At the moment, AI is generating a massive amount of new content in images and text, but all of that is based on the data ingested thus far. How do we ensure new sparks of creativity emerge from human invention and experience? How do we ensure these get picked up and added into the AI melting pot? Will we face increased inequality in access to diverse content? Is it just me, or is the already happening? I often feel bored by seeing the same streams of content in my feeds. A similar bloating effect inflicted from eating too much food that looks different but all tastes the same and leaves you feeling unsatisfied and yet wanting for more. But more of what? The same or something different?

Instead of body obesity, we have brain obesity.

I am not proposing that new content will not continue to get generated. I believe we as humans have an innate need to create and express ourselves. The web and many social apps has played a pivotal role in lowering the barrier to the entry and circulation of new content, especially content of, and to, fringe and marginal populations.
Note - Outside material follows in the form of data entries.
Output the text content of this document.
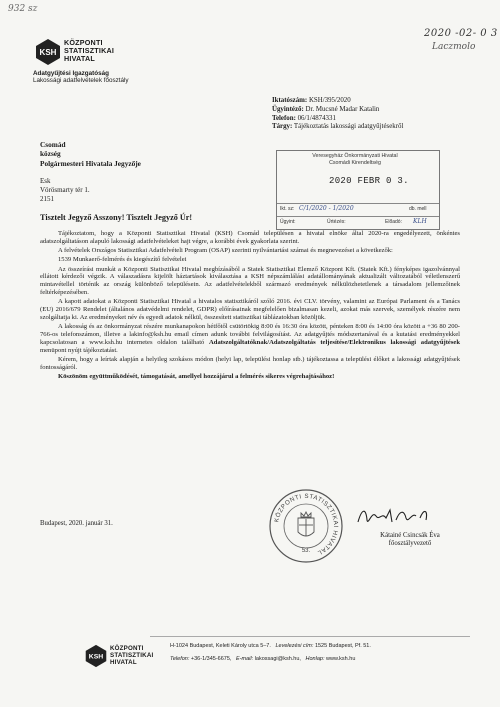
932 sz
2020 -02- 0 3
Laczmolo
KSH
KÖZPONTI
STATISZTIKAI
HIVATAL
Adatgyűjtési Igazgatóság
Lakossági adatfelvételek főosztály
Iktatószám: KSH/395/2020
Ügyintéző: Dr. Mucsné Madar Katalin
Telefon: 06/1/4874331
Tárgy: Tájékoztatás lakossági adatgyűjtésekről
Csomád
község
Polgármesteri Hivatala Jegyzője
Esk
Vörösmarty tér 1.
2151
Veresegyház Önkormányzati Hivatal
Csomádi Kirendeltség
2020 FEBR 0 3.
Ikt. sz: C/1/2020 - 1/2020	db. mell
Ügyint:	Ürtézés:	Előadó: KLH
Tisztelt Jegyző Asszony! Tisztelt Jegyző Úr!

Tájékoztatom, hogy a Központi Statisztikai Hivatal (KSH) Csomád településen a hivatal elnöke által 2020-ra engedélyezett, önkéntes adatszolgáltatáson alapuló lakossági adatfelvételeket hajt végre, a korábbi évek gyakorlata szerint.

A felvételek Országos Statisztikai Adatfelvételi Program (OSAP) szerinti nyilvántartási számai és megnevezései a következők:

1539 Munkaerő-felmérés és kiegészítő felvételei

Az összeírási munkát a Központi Statisztikai Hivatal megbízásából a Statek Statisztikai Elemző Központ Kft. (Statek Kft.) fényképes igazolvánnyal ellátott kérdezői végzik. A válaszadásra kijelölt háztartások kiválasztása a KSH népszámlálási adatállományának aktualizált változatából véletlenszerű mintavétellel történik az ország különböző településein. Az adatfelvételekből származó eredmények nélkülözhetetlenek a társadalom jellemzőinek feltérképezésében.

A kapott adatokat a Központi Statisztikai Hivatal a hivatalos statisztikáról szóló 2016. évi CLV. törvény, valamint az Európai Parlament és a Tanács (EU) 2016/679 Rendelet (általános adatvédelmi rendelet, GDPR) előírásainak megfelelően bizalmasan kezeli, azokat más szervek, személyek részére nem szolgáltatja ki. Az eredményeket név és egyedi adatok nélkül, összesített statisztikai táblázatokban közöljük.

A lakosság és az önkormányzat részére munkanapokon hétfőtől csütörtökig 8:00 és 16:30 óra között, pénteken 8:00 és 14:00 óra között a +36 80 200-766-os telefonszámon, illetve a lakinfo@ksh.hu email címen adunk további felvilágosítást. Az adatgyűjtés módszertanával és a kutatási eredményekkel kapcsolatosan a www.ksh.hu internetes oldalon található Adatszolgáltatóknak/Adatszolgáltatás teljesítése/Elektronikus lakossági adatgyűjtések menüpont nyújt tájékoztatást.

Kérem, hogy a leírtak alapján a helyileg szokásos módon (helyi lap, települési honlap stb.) tájékoztassa a települési élőket a lakossági adatgyűjtések fontosságáról.

Köszönöm együttműködését, támogatását, amellyel hozzájárul a felmérés sikeres végrehajtásához!

Budapest, 2020. január 31.
KÖZPONTI STATISZTIKAI HIVATAL
53.
Kátainé Csincsák Éva
főosztályvezető
KSH
KÖZPONTI
STATISZTIKAI
HIVATAL
H-1024 Budapest, Keleti Károly utca 5–7. Levelezési cím: 1525 Budapest, Pf. 51.
Telefon: +36-1/345-6675, E-mail: lakossagi@ksh.hu, Honlap: www.ksh.hu
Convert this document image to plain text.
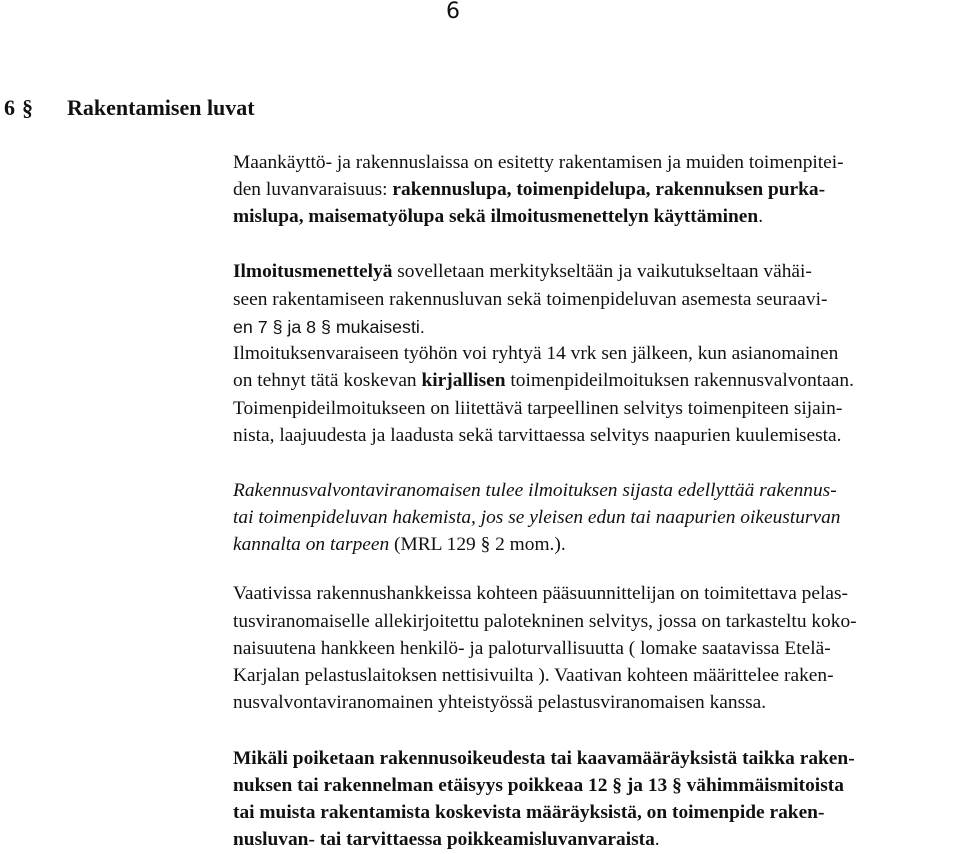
6
6 § Rakentamisen luvat
Maankäyttö- ja rakennuslaissa on esitetty rakentamisen ja muiden toimenpitei-
den luvanvaraisuus: rakennuslupa, toimenpidelupa, rakennuksen purka-
mislupa, maisematyölupa sekä ilmoitusmenettelyn käyttäminen.
Ilmoitusmenettelyä sovelletaan merkitykseltään ja vaikutukseltaan vähäi-
seen rakentamiseen rakennusluvan sekä toimenpideluvan asemesta seuraavi-
en 7 § ja 8 § mukaisesti.
Ilmoituksenvaraiseen työhön voi ryhtyä 14 vrk sen jälkeen, kun asianomainen
on tehnyt tätä koskevan kirjallisen toimenpideilmoituksen rakennusvalvontaan.
Toimenpideilmoitukseen on liitettävä tarpeellinen selvitys toimenpiteen sijain-
nista, laajuudesta ja laadusta sekä tarvittaessa selvitys naapurien kuulemisesta.
Rakennusvalvontaviranomaisen tulee ilmoituksen sijasta edellyttää rakennus-
tai toimenpideluvan hakemista, jos se yleisen edun tai naapurien oikeusturvan
kannalta on tarpeen (MRL 129 § 2 mom.).
Vaativissa rakennushankkeissa kohteen pääsuunnittelijan on toimitettava pelas-
tusviranomaiselle allekirjoitettu palotekninen selvitys, jossa on tarkasteltu koko-
naisuutena hankkeen henkilö- ja paloturvallisuutta ( lomake saatavissa Etelä-
Karjalan pelastuslaitoksen nettisivuilta ). Vaativan kohteen määrittelee raken-
nusvalvontaviranomainen yhteistyössä pelastusviranomaisen kanssa.
Mikäli poiketaan rakennusoikeudesta tai kaavamääräyksistä taikka raken-
nuksen tai rakennelman etäisyys poikkeaa 12 § ja 13 § vähimmäismitoista
tai muista rakentamista koskevista määräyksistä, on toimenpide raken-
nusluvan- tai tarvittaessa poikkeamisluvanvaraista.
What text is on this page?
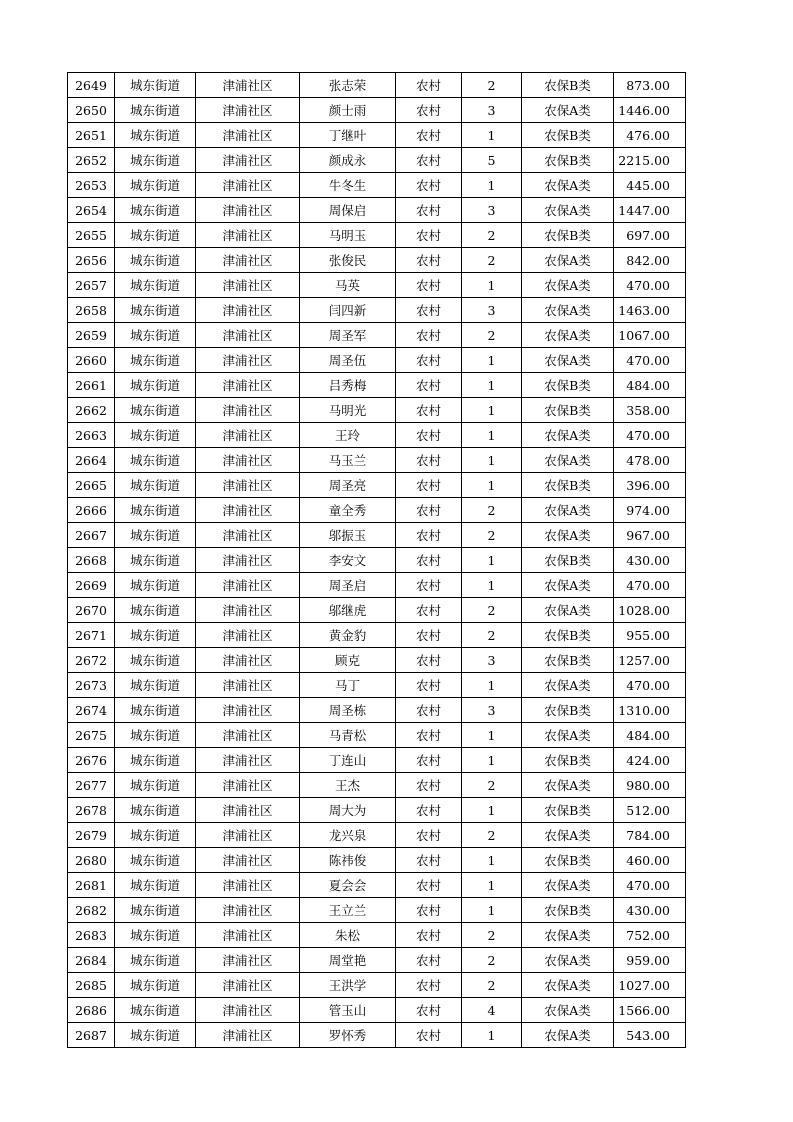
2649	城东街道	津浦社区	张志荣	农村	2	农保B类	873.00
2650	城东街道	津浦社区	颜士雨	农村	3	农保A类	1446.00
2651	城东街道	津浦社区	丁继叶	农村	1	农保B类	476.00
2652	城东街道	津浦社区	颜成永	农村	5	农保B类	2215.00
2653	城东街道	津浦社区	牛冬生	农村	1	农保A类	445.00
2654	城东街道	津浦社区	周保启	农村	3	农保A类	1447.00
2655	城东街道	津浦社区	马明玉	农村	2	农保B类	697.00
2656	城东街道	津浦社区	张俊民	农村	2	农保A类	842.00
2657	城东街道	津浦社区	马英	农村	1	农保A类	470.00
2658	城东街道	津浦社区	闫四新	农村	3	农保A类	1463.00
2659	城东街道	津浦社区	周圣军	农村	2	农保A类	1067.00
2660	城东街道	津浦社区	周圣伍	农村	1	农保A类	470.00
2661	城东街道	津浦社区	吕秀梅	农村	1	农保B类	484.00
2662	城东街道	津浦社区	马明光	农村	1	农保B类	358.00
2663	城东街道	津浦社区	王玲	农村	1	农保A类	470.00
2664	城东街道	津浦社区	马玉兰	农村	1	农保A类	478.00
2665	城东街道	津浦社区	周圣亮	农村	1	农保B类	396.00
2666	城东街道	津浦社区	童全秀	农村	2	农保A类	974.00
2667	城东街道	津浦社区	邬振玉	农村	2	农保A类	967.00
2668	城东街道	津浦社区	李安文	农村	1	农保B类	430.00
2669	城东街道	津浦社区	周圣启	农村	1	农保A类	470.00
2670	城东街道	津浦社区	邬继虎	农村	2	农保A类	1028.00
2671	城东街道	津浦社区	黄金豹	农村	2	农保B类	955.00
2672	城东街道	津浦社区	顾克	农村	3	农保B类	1257.00
2673	城东街道	津浦社区	马丁	农村	1	农保A类	470.00
2674	城东街道	津浦社区	周圣栋	农村	3	农保B类	1310.00
2675	城东街道	津浦社区	马青松	农村	1	农保A类	484.00
2676	城东街道	津浦社区	丁连山	农村	1	农保B类	424.00
2677	城东街道	津浦社区	王杰	农村	2	农保A类	980.00
2678	城东街道	津浦社区	周大为	农村	1	农保B类	512.00
2679	城东街道	津浦社区	龙兴泉	农村	2	农保A类	784.00
2680	城东街道	津浦社区	陈祎俊	农村	1	农保B类	460.00
2681	城东街道	津浦社区	夏会会	农村	1	农保A类	470.00
2682	城东街道	津浦社区	王立兰	农村	1	农保B类	430.00
2683	城东街道	津浦社区	朱松	农村	2	农保A类	752.00
2684	城东街道	津浦社区	周堂艳	农村	2	农保A类	959.00
2685	城东街道	津浦社区	王洪学	农村	2	农保A类	1027.00
2686	城东街道	津浦社区	管玉山	农村	4	农保A类	1566.00
2687	城东街道	津浦社区	罗怀秀	农村	1	农保A类	543.00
But is this the content that will be produced on mass by humans and bots “optimising for eyeballs”? Data is often compared to oil, but unlike oil, data is infinite. That said, the quality of data still matters and the lifecycle costs (i.e. storage, processing, training, etc) are still high, requiring specialised knowledge banks to be developed for specific use cases.

The question remains, what curated data will go into those future models that are used by mass entities for decisioning and will the data be truly diverse, adequately refreshed and optimised for what?